Attilio : En France, l’image de l’Italie c’est la comédie. C’est ce que les Français ont souvent étudié au lycée, à travers le théâtre du XVIIe et XVIIIe siècles. Si nous voulons produire du théâtre italien dans le cadre du théâtre privé, nous sommes un peu cantonnés au XVIIe et XVIIIe siècles et bien sûr le XIXe pour l’Opéra, quoique pour ce dernier cela commence aussi bien avant vers le XVIIe avec Monteverdi et le Bel Canto. Après, on saute à Luigi Pirandello et à Eduardo de Filippo. Les années 68-70, avec les succès de Dario Fo et de Pier Paolo Pasolini, auraient pu nous faire espérer un regain d’intérêt du public français pour le théâtre italien moderne mais ce fut un peu comme un soufflé qui s’est vite aplati. Aujourd’hui nous n’avons plus de dramaturges italiens assez connus en France par le grand public pour qu’un petit théâtre privé tel que le nôtre puisse produire une pièce contemporaine.

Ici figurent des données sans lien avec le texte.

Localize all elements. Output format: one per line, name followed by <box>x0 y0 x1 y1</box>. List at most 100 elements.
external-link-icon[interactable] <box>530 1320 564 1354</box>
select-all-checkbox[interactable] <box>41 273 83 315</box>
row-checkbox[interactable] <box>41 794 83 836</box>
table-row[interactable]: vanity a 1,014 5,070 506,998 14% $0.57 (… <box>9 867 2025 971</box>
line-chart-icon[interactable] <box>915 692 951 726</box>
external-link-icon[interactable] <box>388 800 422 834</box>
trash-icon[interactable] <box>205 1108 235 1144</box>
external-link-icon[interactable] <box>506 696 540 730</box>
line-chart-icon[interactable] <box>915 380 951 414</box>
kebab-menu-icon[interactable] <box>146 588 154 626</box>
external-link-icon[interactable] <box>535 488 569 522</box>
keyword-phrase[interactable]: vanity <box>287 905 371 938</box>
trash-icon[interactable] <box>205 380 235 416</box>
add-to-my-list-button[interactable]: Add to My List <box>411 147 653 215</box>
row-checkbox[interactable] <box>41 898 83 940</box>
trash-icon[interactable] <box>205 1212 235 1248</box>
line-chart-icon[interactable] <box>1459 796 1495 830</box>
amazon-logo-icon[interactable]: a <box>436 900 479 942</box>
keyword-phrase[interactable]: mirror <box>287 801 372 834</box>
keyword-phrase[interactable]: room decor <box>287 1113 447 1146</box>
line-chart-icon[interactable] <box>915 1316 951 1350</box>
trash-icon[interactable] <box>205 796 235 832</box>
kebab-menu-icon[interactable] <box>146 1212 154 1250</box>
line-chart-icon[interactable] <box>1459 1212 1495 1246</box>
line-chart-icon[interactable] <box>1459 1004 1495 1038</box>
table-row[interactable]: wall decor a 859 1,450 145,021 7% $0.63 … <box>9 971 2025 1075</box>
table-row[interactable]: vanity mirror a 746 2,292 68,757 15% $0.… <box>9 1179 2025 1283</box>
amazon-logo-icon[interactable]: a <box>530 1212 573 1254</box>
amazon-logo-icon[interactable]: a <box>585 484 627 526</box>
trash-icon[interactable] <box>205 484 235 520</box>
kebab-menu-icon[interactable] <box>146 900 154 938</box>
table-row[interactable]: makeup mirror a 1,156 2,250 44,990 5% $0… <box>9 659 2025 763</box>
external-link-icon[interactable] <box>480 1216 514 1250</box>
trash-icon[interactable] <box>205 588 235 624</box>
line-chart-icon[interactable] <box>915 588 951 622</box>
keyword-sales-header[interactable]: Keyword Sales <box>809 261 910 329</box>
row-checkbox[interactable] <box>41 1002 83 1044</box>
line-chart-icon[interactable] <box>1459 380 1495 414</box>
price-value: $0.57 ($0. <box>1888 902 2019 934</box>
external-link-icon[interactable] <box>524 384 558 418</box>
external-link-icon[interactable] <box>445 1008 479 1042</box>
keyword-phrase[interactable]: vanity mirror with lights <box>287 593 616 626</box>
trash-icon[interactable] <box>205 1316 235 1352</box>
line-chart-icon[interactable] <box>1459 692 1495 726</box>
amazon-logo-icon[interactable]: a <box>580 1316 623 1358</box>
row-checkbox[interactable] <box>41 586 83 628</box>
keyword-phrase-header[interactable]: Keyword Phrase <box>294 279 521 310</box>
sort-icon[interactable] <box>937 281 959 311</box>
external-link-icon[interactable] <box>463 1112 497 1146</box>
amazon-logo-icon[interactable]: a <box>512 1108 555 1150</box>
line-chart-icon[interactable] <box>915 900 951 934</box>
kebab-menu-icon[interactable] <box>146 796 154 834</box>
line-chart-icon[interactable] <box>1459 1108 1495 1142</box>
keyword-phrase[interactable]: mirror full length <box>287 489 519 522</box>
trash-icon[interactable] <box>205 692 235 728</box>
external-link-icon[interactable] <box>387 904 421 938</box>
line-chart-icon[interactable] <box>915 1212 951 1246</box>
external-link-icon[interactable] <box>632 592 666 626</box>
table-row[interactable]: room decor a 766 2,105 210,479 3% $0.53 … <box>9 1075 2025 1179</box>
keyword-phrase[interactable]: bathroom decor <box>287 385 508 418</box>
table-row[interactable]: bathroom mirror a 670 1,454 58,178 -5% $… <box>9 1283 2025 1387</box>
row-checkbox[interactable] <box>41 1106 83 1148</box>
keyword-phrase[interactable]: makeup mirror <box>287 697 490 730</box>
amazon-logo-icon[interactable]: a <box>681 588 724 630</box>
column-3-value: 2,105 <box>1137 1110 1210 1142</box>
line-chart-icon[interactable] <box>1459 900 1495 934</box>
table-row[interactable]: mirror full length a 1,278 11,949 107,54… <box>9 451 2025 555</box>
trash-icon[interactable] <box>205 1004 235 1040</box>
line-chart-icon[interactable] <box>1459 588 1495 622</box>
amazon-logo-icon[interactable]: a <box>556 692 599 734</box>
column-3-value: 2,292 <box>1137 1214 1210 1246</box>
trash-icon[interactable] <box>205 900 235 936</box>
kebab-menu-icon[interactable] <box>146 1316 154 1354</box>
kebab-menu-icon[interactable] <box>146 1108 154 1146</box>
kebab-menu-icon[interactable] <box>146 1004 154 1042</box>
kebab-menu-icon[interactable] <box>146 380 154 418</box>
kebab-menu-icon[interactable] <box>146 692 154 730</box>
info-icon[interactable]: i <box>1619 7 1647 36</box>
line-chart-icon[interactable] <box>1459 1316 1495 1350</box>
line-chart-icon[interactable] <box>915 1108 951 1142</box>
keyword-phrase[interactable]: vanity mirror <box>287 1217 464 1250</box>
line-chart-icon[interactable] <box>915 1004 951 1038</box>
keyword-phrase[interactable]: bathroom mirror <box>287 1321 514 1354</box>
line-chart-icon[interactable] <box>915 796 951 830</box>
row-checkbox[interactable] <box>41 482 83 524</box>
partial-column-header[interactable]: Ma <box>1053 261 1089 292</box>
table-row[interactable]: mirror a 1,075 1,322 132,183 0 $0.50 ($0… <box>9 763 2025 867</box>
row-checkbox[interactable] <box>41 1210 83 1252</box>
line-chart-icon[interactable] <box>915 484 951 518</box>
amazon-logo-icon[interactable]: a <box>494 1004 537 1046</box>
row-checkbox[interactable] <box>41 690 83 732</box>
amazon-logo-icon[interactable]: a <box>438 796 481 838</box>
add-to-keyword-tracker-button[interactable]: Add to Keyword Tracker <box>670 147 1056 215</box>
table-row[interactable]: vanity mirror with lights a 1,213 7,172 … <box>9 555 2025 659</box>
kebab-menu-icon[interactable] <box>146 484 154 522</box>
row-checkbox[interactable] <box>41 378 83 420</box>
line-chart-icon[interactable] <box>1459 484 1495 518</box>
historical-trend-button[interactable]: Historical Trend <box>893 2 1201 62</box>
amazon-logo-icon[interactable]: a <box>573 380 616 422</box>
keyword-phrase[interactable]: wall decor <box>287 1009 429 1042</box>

Hélène : Seul un théâtre entièrement subventionné pourrait le faire. Cela voudrait dire un désir politique de la part du gouvernement italien, de sa politique culturelle et de sa diffusion. Nous, à «La Comédie Italienne», bien que nous soyons considérés par tous, sauf par les instances officielles, comme des représentants de la culture italienne, ne sommes que des artistes professionnels qui aimons cet univers burlesque et baroque. Nous sommes heureux de l’image que nous transmettons de l’Italie, mais n’avons pas les moyens d’être plus que cela. La culture italienne officielle, c’est le rôle de l’Etat.

G.C. Comment voyez-vous votre futur ?

Attilio : C’est vaste le futur ! D’abord, continuer à nous amuser en donnant à notre public un travail de qualité. En plus de ce travail de création, et celui de directeur de théâtre, je me suis imposé une mission personnelle qui est de faire connaître «la comédie à l’italienne» afin que cette culture reste vivante. Je me déplace beaucoup en France et à l’étranger : USA, Russie, Pologne... pour donner des cours ou diriger des master class dans les cours de théâtre mais aussi dans les écoles primaires, secondaires ou les universités, sur les masques et le travail des comédiens jouant à l’italienne. Je ne suis mandaté par personne pour cela, je le fais vraiment par amour de ce métier et de cet art et aussi parce que je me dois de transmettre aux autres ce que mes maîtres m’ont légué.

Hélène : Le futur, c’est de faire vivre «la Comédie italienne». J’assiste Attilio à la gestion du théâtre, c’est un énorme travail. Je donne aussi des cours de temps à autre. Mais étant donné que je joue tous les jours à «la Comédie Italienne» dans des personnages qui demandent un énorme effort physique et de concentration pour qu’ils vivent efficacement sur scène, je suis astreinte à un entraînement permanent de chant, de danse, de gymnastique qui ne laisse pas beaucoup de temps pour autre chose.